With crag? Agents align instantly. Newbies land killer PRs first try. Velocity explodes.
Supabase’s fragmented approach? Cute for solos. Disaster at scale.
And the beauty: Open-source. Fork it. Improve it. We’re building the future together.
Here’s the thing – AI’s platform shift means every repo becomes an agent playground. Ignore configs? You’re handicapping yourself. Embrace crag? You’re the vanguard.
Energy’s electric. Pace yourself? Nah. Sprint into this.
🧬 Related Insights
- Read more: Cursor’s $2B ARR Dream Hits Billing Wall: 8 Alternatives Developers Are Actually Switching To
- Read more: vue-multiple-themes v4: Vue’s Theme Nightmare, Solved
Frequently Asked Questions
What is crag and how does it work for AI agent configs?
Crag is a CLI tool that scans your repo’s CI, configs, and structure to auto-generate governance.md – a master file compiling to 12 AI tool formats like CLAUDE.md and .cursorrules. Run npx @whitehatd/crag; done.
Do popular open-source repos have AI agent configs?

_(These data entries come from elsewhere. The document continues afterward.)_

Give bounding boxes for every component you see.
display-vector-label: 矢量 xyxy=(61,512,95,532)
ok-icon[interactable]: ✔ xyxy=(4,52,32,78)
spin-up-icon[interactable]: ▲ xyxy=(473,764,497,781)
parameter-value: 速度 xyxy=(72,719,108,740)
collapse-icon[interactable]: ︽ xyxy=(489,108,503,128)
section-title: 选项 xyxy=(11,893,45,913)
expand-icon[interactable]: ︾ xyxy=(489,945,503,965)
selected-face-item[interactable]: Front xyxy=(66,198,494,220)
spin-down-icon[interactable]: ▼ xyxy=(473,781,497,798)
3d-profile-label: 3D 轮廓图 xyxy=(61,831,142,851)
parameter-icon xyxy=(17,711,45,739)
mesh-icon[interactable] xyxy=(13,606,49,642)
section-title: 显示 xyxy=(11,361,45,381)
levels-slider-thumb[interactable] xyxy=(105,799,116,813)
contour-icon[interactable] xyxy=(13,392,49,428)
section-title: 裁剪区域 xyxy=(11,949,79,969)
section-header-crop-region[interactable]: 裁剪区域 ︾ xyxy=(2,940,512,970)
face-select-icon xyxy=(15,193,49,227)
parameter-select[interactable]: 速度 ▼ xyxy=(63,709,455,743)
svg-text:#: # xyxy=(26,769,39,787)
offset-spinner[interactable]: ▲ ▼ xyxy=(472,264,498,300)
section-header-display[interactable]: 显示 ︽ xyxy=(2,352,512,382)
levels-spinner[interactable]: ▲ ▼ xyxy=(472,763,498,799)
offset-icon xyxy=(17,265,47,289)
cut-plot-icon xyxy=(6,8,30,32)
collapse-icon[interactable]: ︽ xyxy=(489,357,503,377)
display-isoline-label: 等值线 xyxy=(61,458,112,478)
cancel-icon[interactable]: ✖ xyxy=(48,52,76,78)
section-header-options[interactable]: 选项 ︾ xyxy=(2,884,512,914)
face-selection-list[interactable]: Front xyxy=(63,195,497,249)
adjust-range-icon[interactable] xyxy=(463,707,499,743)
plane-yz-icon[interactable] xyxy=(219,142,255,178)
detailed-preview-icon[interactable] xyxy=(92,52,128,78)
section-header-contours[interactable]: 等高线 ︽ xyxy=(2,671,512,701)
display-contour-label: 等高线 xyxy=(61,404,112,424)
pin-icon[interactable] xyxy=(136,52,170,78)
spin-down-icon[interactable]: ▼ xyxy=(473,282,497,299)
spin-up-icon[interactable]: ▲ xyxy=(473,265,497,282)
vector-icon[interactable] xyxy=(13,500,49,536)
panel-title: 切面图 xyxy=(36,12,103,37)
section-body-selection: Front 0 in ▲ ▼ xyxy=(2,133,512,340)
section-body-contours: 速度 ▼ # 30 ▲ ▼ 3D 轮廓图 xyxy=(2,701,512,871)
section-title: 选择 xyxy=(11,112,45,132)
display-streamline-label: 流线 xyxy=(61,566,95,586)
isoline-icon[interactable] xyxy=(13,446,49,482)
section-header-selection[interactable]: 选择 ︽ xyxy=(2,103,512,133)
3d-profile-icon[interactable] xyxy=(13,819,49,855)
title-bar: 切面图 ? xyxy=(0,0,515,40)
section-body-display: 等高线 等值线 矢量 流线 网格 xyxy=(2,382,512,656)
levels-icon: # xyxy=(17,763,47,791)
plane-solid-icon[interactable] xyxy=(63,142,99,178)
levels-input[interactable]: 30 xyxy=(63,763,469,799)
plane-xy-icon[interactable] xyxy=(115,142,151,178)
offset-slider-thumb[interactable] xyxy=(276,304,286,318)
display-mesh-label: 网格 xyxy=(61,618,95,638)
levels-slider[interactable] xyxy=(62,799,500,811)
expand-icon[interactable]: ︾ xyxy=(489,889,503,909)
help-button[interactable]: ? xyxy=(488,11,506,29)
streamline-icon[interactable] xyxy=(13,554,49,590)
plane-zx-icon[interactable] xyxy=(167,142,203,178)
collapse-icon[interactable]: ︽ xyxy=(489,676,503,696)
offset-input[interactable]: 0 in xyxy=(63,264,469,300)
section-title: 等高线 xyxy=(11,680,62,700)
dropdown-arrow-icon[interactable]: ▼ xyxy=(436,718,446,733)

Nope – 9/13 top ones (Django, Vue, etc.) have zero. The few that do are incomplete or fragmented, like Prisma warning against stale training data.
Will crag replace manual AI configs in my project?
It automates 96% accurately across 50 repos tested. Edit the single governance.md for custom tweaks; recompile updates everything. Perfect for teams scaling with AI.